Elle s'attaquait aux petits sans bas de laine, les alignait sur des civières et leur faisait les poches.
Au pays, on ne parlait plus la langue de Molière et encore moins le langage de Shakespeare. Un seul mot résonnait froid et tranchant comme un scalpel: COUPURES
On coupe dans la chair de tous les systèmes, on coupe jusqu'à l'os et la douleur est si vive, si aiguë qu'elle vous étouffe le cri, vous plie en deux et vous immobilise face à ces guerriers avides d'argent qui  dévorent votre fierté, bien arrosée d'une logique tournée au vinaigre.

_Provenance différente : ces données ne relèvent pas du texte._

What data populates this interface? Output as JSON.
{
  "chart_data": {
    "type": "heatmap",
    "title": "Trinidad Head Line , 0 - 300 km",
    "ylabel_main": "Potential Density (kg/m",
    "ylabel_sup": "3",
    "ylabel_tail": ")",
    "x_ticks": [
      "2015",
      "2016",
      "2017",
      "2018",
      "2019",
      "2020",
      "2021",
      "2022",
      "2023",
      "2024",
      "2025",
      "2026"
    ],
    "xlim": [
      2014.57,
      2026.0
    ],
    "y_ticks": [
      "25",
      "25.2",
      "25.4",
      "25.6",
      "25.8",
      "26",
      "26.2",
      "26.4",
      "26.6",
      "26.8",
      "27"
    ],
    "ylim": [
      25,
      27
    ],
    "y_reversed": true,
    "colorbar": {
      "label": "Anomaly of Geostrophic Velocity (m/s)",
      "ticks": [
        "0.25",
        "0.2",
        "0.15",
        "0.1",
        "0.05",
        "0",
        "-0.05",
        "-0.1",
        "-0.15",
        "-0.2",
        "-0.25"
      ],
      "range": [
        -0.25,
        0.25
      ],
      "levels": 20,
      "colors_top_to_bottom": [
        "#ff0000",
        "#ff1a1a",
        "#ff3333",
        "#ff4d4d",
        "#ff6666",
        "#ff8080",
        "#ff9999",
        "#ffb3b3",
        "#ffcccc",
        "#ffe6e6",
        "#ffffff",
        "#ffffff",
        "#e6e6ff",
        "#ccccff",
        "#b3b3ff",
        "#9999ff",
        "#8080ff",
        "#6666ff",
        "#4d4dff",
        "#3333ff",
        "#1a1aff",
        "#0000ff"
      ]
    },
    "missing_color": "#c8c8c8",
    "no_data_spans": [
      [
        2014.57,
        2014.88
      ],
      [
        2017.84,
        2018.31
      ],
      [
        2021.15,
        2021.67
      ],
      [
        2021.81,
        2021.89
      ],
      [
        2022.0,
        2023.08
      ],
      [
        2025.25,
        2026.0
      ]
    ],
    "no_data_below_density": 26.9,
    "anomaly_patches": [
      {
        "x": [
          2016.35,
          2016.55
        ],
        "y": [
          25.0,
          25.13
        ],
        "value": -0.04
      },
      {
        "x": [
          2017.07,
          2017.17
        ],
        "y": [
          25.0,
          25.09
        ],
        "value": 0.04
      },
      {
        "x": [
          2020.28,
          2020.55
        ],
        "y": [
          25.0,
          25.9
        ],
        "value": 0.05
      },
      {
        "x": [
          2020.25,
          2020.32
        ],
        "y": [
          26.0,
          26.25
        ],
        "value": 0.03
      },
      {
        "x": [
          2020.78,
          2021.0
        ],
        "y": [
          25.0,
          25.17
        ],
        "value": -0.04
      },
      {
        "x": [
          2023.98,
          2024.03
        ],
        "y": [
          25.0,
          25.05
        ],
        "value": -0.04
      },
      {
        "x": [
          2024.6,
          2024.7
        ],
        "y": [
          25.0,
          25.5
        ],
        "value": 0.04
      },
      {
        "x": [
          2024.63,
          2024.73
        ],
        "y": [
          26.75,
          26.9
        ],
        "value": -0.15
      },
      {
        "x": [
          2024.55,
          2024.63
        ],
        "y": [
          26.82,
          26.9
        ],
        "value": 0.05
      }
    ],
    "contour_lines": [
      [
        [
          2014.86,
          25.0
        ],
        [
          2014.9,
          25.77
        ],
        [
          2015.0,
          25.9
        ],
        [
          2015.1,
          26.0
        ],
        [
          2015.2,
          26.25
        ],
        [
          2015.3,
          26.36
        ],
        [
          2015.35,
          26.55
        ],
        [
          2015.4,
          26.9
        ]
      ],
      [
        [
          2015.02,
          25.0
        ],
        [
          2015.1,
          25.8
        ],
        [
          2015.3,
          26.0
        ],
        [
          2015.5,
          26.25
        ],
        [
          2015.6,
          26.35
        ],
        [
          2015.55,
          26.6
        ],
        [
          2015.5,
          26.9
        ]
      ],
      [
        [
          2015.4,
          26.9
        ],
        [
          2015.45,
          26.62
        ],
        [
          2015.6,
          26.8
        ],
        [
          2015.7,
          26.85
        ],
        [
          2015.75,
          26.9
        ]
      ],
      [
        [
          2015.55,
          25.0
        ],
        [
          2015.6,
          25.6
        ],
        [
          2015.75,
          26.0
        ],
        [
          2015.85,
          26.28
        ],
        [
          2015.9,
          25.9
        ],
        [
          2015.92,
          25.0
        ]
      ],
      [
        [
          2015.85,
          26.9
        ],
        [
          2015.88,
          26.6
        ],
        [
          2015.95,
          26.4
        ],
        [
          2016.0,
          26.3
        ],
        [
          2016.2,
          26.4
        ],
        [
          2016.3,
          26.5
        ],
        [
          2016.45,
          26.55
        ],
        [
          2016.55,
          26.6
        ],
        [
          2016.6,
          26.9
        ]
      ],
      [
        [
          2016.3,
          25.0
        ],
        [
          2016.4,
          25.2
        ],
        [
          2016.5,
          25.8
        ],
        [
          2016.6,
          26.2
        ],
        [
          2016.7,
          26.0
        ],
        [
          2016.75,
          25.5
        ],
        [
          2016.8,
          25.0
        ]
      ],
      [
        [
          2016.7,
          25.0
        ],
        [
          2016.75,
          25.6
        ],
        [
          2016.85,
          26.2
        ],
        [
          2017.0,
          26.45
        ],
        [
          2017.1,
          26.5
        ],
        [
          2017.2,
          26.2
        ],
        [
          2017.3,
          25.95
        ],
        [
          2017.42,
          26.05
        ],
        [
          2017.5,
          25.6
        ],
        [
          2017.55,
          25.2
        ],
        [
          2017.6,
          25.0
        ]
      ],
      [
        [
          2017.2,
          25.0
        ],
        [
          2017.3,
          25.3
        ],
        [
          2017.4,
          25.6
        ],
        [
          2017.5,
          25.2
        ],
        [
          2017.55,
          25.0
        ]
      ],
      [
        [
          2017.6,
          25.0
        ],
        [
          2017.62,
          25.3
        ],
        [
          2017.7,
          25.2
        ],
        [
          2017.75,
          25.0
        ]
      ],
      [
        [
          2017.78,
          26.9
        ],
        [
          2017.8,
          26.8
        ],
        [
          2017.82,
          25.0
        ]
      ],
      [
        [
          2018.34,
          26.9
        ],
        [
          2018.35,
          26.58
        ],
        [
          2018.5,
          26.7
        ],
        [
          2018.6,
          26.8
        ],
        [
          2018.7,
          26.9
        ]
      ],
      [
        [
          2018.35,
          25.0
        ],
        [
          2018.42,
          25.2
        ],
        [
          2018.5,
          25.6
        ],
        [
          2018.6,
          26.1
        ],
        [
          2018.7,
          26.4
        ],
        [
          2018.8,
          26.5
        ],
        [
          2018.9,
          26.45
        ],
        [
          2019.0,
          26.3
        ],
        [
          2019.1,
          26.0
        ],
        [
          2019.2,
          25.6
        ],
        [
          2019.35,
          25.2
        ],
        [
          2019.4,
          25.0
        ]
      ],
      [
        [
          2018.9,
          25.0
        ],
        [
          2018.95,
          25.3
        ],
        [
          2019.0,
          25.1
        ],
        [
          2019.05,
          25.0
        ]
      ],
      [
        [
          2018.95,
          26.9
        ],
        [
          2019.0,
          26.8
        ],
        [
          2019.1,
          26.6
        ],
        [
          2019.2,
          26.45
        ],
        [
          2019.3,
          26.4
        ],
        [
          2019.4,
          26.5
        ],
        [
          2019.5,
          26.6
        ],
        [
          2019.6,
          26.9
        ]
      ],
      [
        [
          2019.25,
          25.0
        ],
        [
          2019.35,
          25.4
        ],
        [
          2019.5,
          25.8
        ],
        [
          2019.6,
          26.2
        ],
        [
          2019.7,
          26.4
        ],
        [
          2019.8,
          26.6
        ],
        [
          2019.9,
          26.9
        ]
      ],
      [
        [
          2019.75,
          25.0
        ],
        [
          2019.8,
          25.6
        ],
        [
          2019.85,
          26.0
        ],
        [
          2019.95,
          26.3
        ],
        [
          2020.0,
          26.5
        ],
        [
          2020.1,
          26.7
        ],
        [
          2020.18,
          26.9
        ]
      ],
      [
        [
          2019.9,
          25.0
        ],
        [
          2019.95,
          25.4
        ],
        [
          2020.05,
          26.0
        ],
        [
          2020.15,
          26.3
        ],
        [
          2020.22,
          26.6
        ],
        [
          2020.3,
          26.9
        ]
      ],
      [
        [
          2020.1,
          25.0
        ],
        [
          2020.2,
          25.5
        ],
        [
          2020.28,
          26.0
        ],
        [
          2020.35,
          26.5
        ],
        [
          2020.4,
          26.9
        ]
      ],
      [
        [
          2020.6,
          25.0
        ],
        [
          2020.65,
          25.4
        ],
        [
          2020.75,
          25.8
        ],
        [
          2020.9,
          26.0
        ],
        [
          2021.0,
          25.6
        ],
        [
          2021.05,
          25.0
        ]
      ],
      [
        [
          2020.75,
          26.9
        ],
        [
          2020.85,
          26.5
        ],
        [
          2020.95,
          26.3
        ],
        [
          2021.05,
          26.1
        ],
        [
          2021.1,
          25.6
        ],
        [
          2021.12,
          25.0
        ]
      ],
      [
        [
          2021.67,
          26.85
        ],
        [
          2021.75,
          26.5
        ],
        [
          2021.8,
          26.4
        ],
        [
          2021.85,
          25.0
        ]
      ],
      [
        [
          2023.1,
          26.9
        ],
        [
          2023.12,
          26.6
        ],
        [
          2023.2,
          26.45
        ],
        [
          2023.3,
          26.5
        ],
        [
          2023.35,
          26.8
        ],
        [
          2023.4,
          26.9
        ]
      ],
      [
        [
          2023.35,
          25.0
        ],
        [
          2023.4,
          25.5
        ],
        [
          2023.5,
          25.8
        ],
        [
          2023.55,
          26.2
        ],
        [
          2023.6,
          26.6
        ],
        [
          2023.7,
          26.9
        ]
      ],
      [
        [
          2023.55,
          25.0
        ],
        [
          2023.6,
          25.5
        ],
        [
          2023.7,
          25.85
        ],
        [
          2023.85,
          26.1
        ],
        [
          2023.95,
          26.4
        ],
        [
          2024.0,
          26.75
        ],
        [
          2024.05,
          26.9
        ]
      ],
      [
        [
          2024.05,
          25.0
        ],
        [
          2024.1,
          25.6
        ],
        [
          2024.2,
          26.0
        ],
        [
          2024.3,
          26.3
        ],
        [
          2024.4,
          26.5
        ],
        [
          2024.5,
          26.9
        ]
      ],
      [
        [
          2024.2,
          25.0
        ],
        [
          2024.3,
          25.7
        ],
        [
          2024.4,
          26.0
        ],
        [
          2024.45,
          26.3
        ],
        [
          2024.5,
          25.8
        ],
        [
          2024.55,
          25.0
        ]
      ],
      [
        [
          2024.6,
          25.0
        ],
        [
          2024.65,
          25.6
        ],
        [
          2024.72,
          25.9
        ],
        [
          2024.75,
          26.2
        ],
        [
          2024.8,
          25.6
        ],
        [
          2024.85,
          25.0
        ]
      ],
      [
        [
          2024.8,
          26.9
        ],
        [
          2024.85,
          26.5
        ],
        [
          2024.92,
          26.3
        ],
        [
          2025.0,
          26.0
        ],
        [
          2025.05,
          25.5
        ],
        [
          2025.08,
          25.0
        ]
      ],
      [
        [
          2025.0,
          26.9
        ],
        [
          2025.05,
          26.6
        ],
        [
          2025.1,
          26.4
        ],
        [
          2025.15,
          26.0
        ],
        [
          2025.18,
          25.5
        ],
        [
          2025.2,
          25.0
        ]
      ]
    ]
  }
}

Elle, toujours assise à cette terrasse, le regard au loin, scrute le mur de cet édifice que le soleil a adopté pour ses ébats colorés de fin de journée. Un mur comme un regard sur la ville, une présence invisible sur la peau d'un absurde branle-bas. Tout s'est écroulé, seul le mur est resté comme un monument froid , témoin d'une société déshumanisée.  Elle allume une dernière cigarette et suit encore plus attentivement les spirales de fumée comme une bouée de sauvetage qui la sauverait de son naufrage.

Et si vous vous promenez dans les rues de ce pays, vous découvrirez , à votre grande surprise, qu'ils sont des milliers supendus dans le temps, presqu'immobiles : trop vieux pour le boulot, trop jeune pour bercer les souvenirs.
La coupe a laissé des graffitis sur les murs, des encoches profondes sur le rêve d'un pays recroquevillé sans espoir de réhabilitation pour tous ces amputés d'un ancien régime.

Elle éteint sa cigarette, se lève lentement, oublie son sourire sur le dossier de la chaise et embarque dans le premier train vers une destination certaine.